One Montgomery County Public Schools official said that had the school system known more information earlier about teacher Walter Stafon Bowman, they might not have hired him.
Bowman was arrested Jan. 8 and charged with three counts of second-degree assault and one count of false imprisonment all stemming from incidents of unwanted physical contact with three female coworkers at Briggs Chaney Middle School in Silver Spring, police said.
Carole Goodman, associate superintendent for the school system’s Office of Human Resources and Development, was one of several school system officials — including Darryl Williams, associate superintendent of middle schools for the school system — who attended a Briggs Chaney parent-teacher association meeting Jan. 14 to talk and answer questions about the school system’s investigation process and Bowman’s record and recent arrest.
The school system officials addressed community concern that Bowman, 37, of the 4900 block of Veronica Court in Indian Head has faced other charges in the past.
Goodman said “there were no red flags” among the information the school system had when it hired Bowman, but that the school system might have acted differently if it had known more about him.
In Prince George’s County District Court, Bowman faced charges in 2010 related to second-degree assault and violating a protective order, according to online court records.
The records show he pleaded guilty to only one charge of violating a protective order and was fined $100.
In a school system with a large number of employees, Goodman said, sometimes things slip through the school system’s screening process that includes a background check, transcripts and letters of recommendation.
“It’s unusual for a person to have things in their background that didn’t show up,” she said. “I’m still kind of baffled about it.”
Kush Arora, Bowman’s attorney, said in an interview that those concerned about past charges against Bowman should understand that allegations against someone do not indicate guilt.
Professionals familiar with the allegations and the law made “the appropriate decision” not to prosecute Bowman, Arora said.
“There’s certainly nothing in his history that indicates he’s been prosecuted for any kind of act of violence,” he said.
Other school system officials assured the attendees during the meeting that nothing in Bowman’s past indicates he is dangerous.
Bob Hellmuth — director of school safety and security for the school system — said that while Bowman’s records show accusations against him, nothing indicates Bowman is “a threat” or “a man of violence,” he said.
Robert Grundy — director of the Performance Evaluation and Compliance Unit in the school system’s Human Resources and Development Office — said the school system considers charges that appear in a job candidate’s background check and considers factors such as the nature of the charges and whether they indicate a potential impact on students.
Officials at the meeting said the school system investigated Bowman earlier in the school year regarding the incidents with the female employees.
One person who attended the meeting asked why the school system allowed Bowman back into the school after its investigation but police had arrested him after they looked into the incidents.
Hellmuth said that the arrest doesn’t signify criminal intent on Bowman’s part.
He added there are some “nuances” between the statements the female employees gave to the school system and those they gave to police.

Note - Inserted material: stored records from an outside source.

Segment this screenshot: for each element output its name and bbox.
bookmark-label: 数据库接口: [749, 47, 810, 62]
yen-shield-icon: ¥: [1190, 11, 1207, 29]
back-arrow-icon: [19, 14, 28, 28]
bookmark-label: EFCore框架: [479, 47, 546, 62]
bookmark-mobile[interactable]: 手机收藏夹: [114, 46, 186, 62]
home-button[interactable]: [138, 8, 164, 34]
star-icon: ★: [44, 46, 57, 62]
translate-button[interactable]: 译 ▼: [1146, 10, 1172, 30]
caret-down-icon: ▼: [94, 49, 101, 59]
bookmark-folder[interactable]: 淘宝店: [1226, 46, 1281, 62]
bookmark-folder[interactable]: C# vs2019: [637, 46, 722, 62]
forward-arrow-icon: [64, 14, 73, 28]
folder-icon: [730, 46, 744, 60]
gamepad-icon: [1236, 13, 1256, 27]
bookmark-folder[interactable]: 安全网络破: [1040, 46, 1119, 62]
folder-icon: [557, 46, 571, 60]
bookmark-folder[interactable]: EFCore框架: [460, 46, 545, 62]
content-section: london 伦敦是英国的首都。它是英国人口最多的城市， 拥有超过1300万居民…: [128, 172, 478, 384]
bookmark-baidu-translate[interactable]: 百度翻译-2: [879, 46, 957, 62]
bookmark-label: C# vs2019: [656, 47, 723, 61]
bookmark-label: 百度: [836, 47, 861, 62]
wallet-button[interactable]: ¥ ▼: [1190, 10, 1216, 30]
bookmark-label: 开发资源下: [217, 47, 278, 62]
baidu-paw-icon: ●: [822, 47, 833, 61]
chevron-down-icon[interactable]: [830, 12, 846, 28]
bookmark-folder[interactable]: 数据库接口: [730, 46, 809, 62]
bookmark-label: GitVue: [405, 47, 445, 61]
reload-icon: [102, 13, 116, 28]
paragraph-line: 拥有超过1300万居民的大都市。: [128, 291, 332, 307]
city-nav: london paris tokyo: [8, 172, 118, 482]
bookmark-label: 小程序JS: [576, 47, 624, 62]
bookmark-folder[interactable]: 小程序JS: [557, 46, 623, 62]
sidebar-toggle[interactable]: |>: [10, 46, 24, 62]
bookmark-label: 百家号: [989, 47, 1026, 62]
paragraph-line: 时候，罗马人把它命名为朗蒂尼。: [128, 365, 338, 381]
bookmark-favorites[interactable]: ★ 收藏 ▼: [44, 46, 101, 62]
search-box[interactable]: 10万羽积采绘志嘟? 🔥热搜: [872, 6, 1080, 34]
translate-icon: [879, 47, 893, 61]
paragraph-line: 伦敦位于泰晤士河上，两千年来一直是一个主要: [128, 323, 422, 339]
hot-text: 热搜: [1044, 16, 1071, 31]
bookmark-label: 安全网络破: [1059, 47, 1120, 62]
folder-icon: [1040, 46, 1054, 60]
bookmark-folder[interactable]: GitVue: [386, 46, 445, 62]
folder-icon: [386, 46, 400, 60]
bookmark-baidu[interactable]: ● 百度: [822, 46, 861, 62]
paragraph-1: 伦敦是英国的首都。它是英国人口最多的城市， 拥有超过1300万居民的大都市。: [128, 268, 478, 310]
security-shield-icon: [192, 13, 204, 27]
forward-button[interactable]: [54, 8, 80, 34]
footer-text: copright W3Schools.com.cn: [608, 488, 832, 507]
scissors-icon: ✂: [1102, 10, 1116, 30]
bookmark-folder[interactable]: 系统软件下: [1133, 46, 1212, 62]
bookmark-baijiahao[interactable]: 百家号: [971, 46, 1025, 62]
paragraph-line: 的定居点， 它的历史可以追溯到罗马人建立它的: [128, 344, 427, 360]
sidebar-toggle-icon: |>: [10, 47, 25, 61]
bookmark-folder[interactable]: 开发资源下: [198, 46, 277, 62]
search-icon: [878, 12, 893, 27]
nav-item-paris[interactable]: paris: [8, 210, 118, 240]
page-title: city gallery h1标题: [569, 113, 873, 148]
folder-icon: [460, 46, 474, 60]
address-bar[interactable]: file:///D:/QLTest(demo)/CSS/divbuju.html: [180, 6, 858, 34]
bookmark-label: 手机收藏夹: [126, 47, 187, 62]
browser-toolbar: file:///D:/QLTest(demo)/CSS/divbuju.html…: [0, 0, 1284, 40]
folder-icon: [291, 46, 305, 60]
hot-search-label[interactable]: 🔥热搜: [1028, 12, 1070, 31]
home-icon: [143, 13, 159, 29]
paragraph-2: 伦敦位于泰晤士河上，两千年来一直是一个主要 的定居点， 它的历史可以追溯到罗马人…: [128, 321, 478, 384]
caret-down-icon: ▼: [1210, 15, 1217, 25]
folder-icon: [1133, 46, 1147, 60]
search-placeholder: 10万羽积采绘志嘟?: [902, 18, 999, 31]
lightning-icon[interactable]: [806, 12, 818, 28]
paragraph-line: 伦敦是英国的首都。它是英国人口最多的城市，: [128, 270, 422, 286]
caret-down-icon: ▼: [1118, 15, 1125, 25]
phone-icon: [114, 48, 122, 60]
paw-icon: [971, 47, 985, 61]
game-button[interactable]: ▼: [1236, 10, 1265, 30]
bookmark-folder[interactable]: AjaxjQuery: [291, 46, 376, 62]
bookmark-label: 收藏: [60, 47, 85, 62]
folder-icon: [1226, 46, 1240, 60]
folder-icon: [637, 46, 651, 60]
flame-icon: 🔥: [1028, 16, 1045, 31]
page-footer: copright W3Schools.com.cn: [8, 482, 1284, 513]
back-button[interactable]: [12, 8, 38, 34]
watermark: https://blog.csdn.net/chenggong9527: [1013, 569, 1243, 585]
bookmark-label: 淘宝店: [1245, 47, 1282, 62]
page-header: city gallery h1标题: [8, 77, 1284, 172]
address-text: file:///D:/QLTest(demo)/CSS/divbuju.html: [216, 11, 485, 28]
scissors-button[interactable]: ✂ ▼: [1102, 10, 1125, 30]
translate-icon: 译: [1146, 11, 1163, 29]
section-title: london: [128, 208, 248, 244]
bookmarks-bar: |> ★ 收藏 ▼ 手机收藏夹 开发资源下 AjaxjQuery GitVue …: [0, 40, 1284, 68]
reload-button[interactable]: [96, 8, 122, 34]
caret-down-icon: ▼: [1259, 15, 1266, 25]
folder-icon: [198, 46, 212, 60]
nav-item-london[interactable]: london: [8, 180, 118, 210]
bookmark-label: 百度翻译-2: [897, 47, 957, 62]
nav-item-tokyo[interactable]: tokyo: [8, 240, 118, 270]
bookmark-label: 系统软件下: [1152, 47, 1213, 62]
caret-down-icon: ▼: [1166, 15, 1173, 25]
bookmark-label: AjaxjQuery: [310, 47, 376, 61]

After one man raised concerns during the PTA meeting that Bowman returned to work with the female employees, Grundy said Bowman’s reported behavior involving inappropriate, non-sexual touching did not warrant moving him out of the school.
Briggs Chaney Principal Tamitha Campbell said they do not believe Bowman acted inappropriately toward students, but his arrest has been difficult for some students.
“For some kids that was their mentor,” Campbell said.
Cristina Benitez of Silver Spring, whose seventh-grade daughter was in one of Bowman’s classes, said she observed one of Bowman’s classes during a fall open house and thought he was “very insightful,” engaging and well-prepared.
“He came across a little bit strict,” she said.
The allegations against Bowman come as a shock, she said.
Lori Sciannella, a substitute teacher who has worked at the school since October, said after the meeting she still had unanswered questions, including whether the employees involved had had an opportunity to go to police when they raised their concerns about Bowman that led to the school’s investigation.
“I would hope that they would tighten up their vetting process,” she said of the school system.
One of the three female employees reported that Bowman assaulted her twice in late August, according to police, once putting his hands on her shoulders unexpectedly and, in another incident, placing her in a bear hug until she was able to break free.
Another female employee said she was standing in her classroom in September when Bowman approached her from behind, crouched on the floor and touched her ankle, according to police.
The third employee said Bowman grabbed her from behind around the waist in September, police said.
According to Bowman’s charging documents, police believed Bowman assaulted other people who are afraid to come forward.
His trial is scheduled for Feb. 25 at District Court in Silver Spring, according to online court records.
Bowman previously worked at Needwood Academy in Rockville for a few months in 2009 and A. Mario Loiederman Middle School in Silver Spring from August 2012 to June 2013, Montgomery County Schools spokesman Dana Tofig said.